BAAI/bge-reranker-large¶
Model Information¶
The BAAI/bge-reranker-large
is a cross-encoder reranking model developed by the Beijing Academy of Artificial Intelligence (BAAI). It is designed to re-rank top-k documents retrieved by initial retrieval models, enhancing the relevance of search results. This model is particularly effective in applications such as search engines, question answering, and information retrieval systems.

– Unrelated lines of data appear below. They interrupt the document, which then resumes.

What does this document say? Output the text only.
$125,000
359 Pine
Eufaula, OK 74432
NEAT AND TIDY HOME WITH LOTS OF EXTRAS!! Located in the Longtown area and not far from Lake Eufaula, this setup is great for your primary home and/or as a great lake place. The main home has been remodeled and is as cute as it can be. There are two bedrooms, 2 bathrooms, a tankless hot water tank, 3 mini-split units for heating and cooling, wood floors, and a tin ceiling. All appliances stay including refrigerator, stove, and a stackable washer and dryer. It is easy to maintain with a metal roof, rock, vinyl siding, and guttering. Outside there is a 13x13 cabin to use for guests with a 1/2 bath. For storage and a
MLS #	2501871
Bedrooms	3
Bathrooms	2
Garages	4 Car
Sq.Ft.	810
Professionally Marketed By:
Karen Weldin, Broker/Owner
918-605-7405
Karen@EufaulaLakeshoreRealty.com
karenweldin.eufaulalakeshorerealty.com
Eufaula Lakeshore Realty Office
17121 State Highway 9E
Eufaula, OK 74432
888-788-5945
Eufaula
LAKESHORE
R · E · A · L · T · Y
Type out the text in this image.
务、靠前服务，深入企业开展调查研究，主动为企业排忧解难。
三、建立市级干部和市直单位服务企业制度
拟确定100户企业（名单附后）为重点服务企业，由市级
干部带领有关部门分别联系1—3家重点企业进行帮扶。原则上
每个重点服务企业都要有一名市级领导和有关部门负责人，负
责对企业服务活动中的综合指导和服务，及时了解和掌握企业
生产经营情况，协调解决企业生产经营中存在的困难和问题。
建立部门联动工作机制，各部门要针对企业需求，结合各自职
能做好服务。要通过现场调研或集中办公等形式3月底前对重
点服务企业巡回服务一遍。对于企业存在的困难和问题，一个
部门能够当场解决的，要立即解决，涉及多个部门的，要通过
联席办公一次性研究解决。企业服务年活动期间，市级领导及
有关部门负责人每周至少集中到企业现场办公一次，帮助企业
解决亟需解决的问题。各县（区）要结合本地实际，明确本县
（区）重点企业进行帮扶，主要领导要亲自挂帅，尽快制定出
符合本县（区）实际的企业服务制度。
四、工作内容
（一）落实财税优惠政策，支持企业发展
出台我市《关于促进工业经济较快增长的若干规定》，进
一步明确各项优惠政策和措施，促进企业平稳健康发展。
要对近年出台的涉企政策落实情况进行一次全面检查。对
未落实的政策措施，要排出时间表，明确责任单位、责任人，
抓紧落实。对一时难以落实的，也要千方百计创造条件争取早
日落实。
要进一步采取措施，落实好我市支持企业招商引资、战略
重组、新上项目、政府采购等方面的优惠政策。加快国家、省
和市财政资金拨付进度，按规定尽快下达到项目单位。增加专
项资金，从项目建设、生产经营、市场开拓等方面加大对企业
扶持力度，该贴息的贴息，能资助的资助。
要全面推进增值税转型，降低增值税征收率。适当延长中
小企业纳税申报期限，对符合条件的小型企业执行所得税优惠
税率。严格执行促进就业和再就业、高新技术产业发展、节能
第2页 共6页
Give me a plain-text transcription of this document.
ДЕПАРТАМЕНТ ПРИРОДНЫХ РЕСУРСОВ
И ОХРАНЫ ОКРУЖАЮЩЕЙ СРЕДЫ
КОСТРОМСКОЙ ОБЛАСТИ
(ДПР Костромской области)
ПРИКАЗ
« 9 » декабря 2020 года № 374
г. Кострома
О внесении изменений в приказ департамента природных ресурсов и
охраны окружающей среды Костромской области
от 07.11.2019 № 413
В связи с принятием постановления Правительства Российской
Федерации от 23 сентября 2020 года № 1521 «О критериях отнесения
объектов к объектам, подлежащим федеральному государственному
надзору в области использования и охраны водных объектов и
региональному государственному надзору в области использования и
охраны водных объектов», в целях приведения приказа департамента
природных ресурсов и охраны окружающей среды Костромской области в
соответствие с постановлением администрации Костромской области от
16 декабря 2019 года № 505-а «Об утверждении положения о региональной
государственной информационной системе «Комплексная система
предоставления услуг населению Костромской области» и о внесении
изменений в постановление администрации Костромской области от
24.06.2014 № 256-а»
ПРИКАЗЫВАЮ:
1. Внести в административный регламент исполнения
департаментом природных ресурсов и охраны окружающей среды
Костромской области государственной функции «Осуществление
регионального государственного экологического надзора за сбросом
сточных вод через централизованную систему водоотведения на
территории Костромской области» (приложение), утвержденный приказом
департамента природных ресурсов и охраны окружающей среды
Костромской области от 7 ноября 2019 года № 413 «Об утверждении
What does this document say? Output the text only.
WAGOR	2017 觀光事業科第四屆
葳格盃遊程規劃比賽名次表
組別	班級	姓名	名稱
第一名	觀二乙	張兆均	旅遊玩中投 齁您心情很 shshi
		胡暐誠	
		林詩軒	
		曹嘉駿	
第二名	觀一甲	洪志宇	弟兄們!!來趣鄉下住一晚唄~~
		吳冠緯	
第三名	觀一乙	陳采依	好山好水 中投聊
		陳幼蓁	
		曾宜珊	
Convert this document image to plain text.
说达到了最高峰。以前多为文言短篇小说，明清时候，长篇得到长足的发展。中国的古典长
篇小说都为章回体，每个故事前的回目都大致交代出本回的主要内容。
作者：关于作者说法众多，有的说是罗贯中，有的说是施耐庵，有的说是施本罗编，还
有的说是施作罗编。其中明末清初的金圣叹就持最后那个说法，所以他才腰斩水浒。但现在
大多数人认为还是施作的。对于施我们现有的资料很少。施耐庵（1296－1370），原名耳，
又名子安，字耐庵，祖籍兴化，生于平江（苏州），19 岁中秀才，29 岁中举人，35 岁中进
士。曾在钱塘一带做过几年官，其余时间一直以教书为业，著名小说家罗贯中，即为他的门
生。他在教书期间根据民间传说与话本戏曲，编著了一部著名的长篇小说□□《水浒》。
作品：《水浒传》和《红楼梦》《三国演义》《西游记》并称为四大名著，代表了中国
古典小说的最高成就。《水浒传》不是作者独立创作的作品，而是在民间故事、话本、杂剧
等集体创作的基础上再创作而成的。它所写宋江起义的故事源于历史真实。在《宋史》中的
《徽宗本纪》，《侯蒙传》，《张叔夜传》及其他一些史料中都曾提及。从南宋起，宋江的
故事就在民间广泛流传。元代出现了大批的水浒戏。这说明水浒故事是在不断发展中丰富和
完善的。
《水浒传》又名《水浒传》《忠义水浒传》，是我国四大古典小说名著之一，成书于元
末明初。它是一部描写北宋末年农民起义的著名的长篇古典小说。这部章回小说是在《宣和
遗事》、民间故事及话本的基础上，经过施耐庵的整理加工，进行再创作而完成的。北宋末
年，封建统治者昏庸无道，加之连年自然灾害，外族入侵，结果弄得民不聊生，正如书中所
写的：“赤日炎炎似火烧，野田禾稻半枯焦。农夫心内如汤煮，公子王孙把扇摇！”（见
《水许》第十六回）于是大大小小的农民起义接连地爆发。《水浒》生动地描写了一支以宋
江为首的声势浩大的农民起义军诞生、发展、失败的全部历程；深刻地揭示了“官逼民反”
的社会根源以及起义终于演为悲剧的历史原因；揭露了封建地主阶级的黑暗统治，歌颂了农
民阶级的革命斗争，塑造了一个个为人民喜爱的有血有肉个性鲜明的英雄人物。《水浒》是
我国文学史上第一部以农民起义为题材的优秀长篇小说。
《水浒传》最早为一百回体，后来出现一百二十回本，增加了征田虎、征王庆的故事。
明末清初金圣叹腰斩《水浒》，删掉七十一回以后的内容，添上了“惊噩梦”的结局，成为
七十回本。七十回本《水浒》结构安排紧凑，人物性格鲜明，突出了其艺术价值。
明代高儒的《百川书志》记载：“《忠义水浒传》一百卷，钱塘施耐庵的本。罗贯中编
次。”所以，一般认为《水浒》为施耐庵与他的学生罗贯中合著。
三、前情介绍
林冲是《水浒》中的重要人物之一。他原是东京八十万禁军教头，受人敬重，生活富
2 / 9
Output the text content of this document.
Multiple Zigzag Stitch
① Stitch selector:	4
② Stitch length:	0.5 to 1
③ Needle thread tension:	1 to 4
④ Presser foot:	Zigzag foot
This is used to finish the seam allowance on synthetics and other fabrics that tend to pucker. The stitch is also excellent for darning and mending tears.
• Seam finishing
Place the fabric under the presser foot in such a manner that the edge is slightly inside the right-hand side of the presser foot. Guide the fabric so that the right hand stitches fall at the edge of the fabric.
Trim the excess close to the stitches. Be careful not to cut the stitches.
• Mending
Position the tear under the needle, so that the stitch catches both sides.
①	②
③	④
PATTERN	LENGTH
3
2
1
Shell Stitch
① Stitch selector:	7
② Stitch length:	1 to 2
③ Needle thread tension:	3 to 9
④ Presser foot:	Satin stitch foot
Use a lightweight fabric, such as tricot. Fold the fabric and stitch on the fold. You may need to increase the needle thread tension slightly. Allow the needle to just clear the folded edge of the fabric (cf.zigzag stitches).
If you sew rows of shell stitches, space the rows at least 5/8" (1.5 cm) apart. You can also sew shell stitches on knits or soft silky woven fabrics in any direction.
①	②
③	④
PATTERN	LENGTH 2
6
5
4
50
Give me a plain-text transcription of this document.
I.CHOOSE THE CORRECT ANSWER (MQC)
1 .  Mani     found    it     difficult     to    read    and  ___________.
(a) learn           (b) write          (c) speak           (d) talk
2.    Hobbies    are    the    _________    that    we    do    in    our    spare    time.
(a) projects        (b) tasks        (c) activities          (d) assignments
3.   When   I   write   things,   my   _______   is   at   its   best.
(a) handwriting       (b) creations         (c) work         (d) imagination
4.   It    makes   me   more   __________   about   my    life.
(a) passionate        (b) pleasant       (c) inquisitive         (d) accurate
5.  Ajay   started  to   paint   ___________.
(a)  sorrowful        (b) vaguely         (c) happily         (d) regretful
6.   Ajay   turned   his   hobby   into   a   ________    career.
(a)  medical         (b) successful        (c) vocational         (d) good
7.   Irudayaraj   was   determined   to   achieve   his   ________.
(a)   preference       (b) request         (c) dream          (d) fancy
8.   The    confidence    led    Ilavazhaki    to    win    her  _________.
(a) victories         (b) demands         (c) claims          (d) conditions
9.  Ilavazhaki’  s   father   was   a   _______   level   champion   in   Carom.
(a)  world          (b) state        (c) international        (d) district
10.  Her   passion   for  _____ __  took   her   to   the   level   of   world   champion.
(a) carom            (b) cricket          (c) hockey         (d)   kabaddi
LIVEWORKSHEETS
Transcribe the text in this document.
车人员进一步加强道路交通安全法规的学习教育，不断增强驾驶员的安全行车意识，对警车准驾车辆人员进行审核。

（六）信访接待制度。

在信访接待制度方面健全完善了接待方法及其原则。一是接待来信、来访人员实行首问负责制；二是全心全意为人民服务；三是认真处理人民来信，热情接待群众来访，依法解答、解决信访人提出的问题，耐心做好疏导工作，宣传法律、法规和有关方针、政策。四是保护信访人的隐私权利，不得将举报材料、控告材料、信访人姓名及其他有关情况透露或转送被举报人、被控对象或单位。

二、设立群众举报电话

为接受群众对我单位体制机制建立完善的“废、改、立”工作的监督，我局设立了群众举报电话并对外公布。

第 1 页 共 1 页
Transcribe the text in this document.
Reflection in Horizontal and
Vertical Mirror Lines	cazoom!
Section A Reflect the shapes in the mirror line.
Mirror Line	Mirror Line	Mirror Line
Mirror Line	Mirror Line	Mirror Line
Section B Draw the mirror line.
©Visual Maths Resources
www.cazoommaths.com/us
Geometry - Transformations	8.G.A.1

- Model Developer: Beijing Academy of Artificial Intelligence (BAAI)
- Model Release Date: March 18, 2024
- Supported Languages: English, Chinese
Model Architecture¶
- Base Model: XLM-RoBERTa-large
- Architecture Type: Transformer-based cross-encoder
- Input Format: Concatenated query and document pairs
- Output: Relevance score indicating the similarity between the query and document
Benchmark Scores¶
BAAI/bge-reranker-large
delivers strong reranking performance across common retrieval benchmarks.
Dataset | Metric | Score | Note |
---|---|---|---|
MS MARCO | MRR@10 | 40.2 | Dev set |
TREC DL '19 | NDCG@10 | 71.6 | Document reranking |
BEIR (avg) | NDCG@10 | 59.3 | Avg. across 18 datasets |
LoTTE (EN) | MRR@10 | 52.1 | Open-domain QA reranking |
Evaluated using FlagEmbedding pipeline with Hugging Face Transformers.